Leurs petits retrouvés, les animaux manquent de
confiance les uns dans les autres. Ils connaissent
maintenant la haine et la méfiance.
Chacun se dit :
« Les tours que Bouki vient de nous jouer, notre animal
peut les recommencer. Mieux vaut fuir ce pays et
s’installer ailleurs. »
Les animaux se séparent donc et la République de
Doumbélane, si unie et si paisible, se trouve dispersée.
Désormais les plus forts poursuivent les plus faibles, les
tuent sans pitié et les dévorent. Les plus faibles creusent
des terriers, se cachent dans les épais fourrés ou
s’installent dans le haut des arbres. Ils paraissent avec le
soleil et tremblent de peur dès que la nuit envahit la
savane et la forêt.
Les uns comptent désormais sur la puissance de leurs
dents et de leurs griffes, sur la force et la souplesse de
leur corps et de leurs membres, ce sont les grands fauves,
maîtres de la brousse.
Les autres comptent sur la finesse de leur ouïe et de
leur odorat, et sur le jeu rapide de leurs muscles, ce sont
les petits animaux sans défense. Pour échapper au
danger, ils ont appris à voir loin, à entendre les bruits les
plus faibles, à sentir les odeurs qui signalent la présence
de leurs ennemis, enfin, à échapper à ces derniers.
D’autres, comme Leuk-le-lièvre, ne compte que sur leur
intelligence pour vivre, échapper aux grands et tromper
les petits.
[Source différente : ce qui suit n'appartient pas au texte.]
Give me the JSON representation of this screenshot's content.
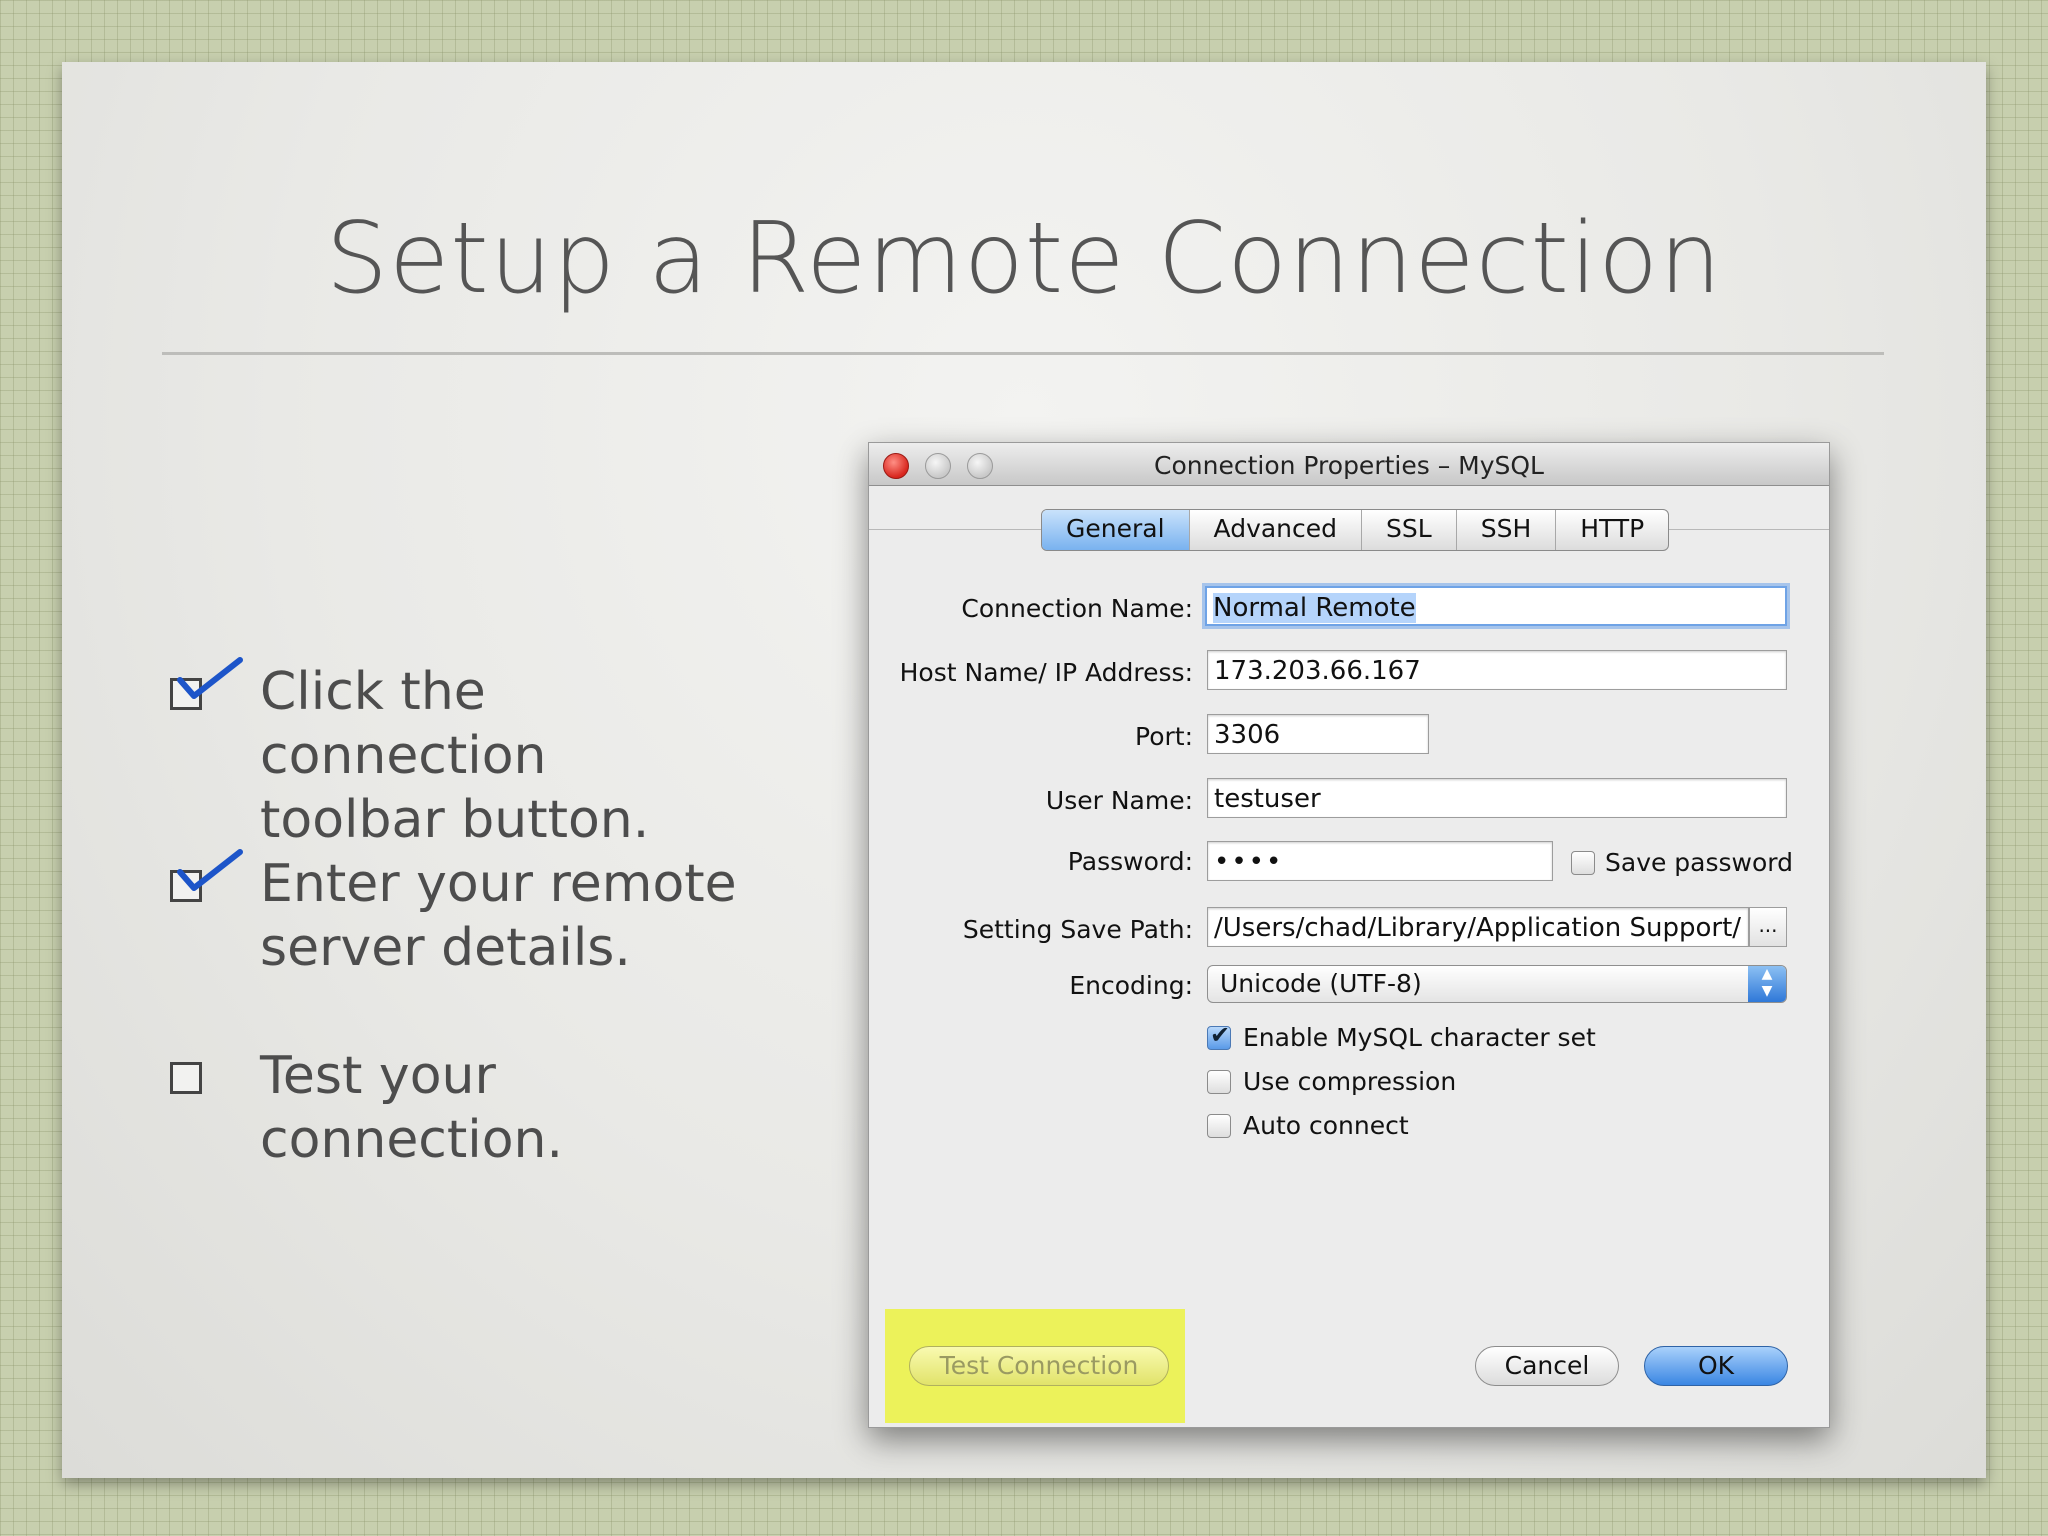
{
  "slide": {
    "title": "Setup a Remote Connection",
    "bullets": [
      {
        "text_line1": "Click the connection",
        "text_line2": "toolbar button.",
        "checked": true
      },
      {
        "text_line1": "Enter your remote",
        "text_line2": "server details.",
        "checked": true
      },
      {
        "text_line1": "Test your",
        "text_line2": "connection.",
        "checked": false
      }
    ]
  },
  "dialog": {
    "title": "Connection Properties – MySQL",
    "tabs": [
      "General",
      "Advanced",
      "SSL",
      "SSH",
      "HTTP"
    ],
    "active_tab": "General",
    "fields": {
      "connection_name": {
        "label": "Connection Name:",
        "value": "Normal Remote"
      },
      "host": {
        "label": "Host Name/ IP Address:",
        "value": "173.203.66.167"
      },
      "port": {
        "label": "Port:",
        "value": "3306"
      },
      "user": {
        "label": "User Name:",
        "value": "testuser"
      },
      "password": {
        "label": "Password:",
        "value": "••••"
      },
      "save_path": {
        "label": "Setting Save Path:",
        "value": "/Users/chad/Library/Application Support/",
        "browse": "..."
      },
      "encoding": {
        "label": "Encoding:",
        "value": "Unicode (UTF-8)"
      }
    },
    "save_password": {
      "label": "Save password",
      "checked": false
    },
    "options": [
      {
        "label": "Enable MySQL character set",
        "checked": true
      },
      {
        "label": "Use compression",
        "checked": false
      },
      {
        "label": "Auto connect",
        "checked": false
      }
    ],
    "buttons": {
      "test": "Test Connection",
      "cancel": "Cancel",
      "ok": "OK"
    },
    "colors": {
      "highlight": "#ecf25a",
      "accent": "#3a86e3"
    }
  }
}
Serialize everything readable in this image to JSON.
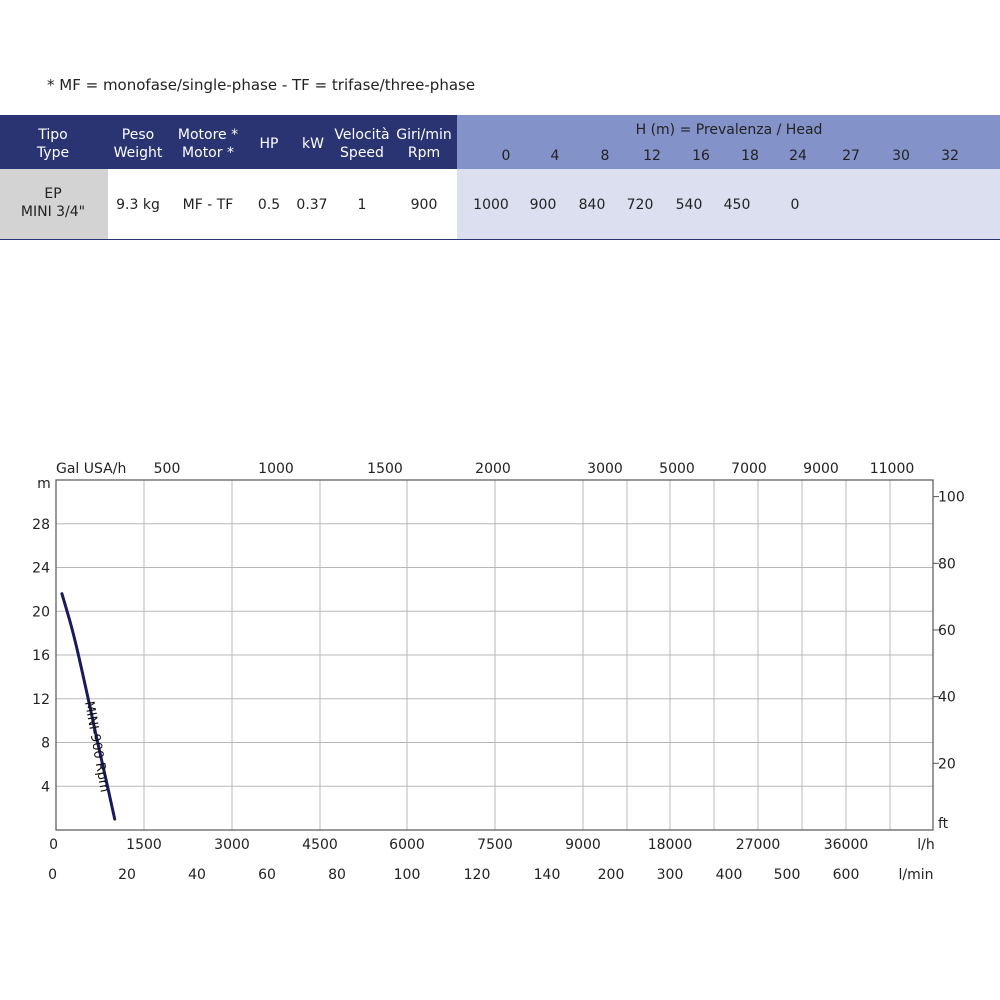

Après le séjour à Doumbélane, Bouki et Leuk se

feront une guerre à mort. Bouki cherchera toujours le
moyen de se venger de celui qui l’a livré aux animaux.
C’est ainsi que la belle histoire de Leuk-le-lièvre va se
continuer par les ruses de ce dernier, et aussi par les
maladresses et les sottises de Bouki.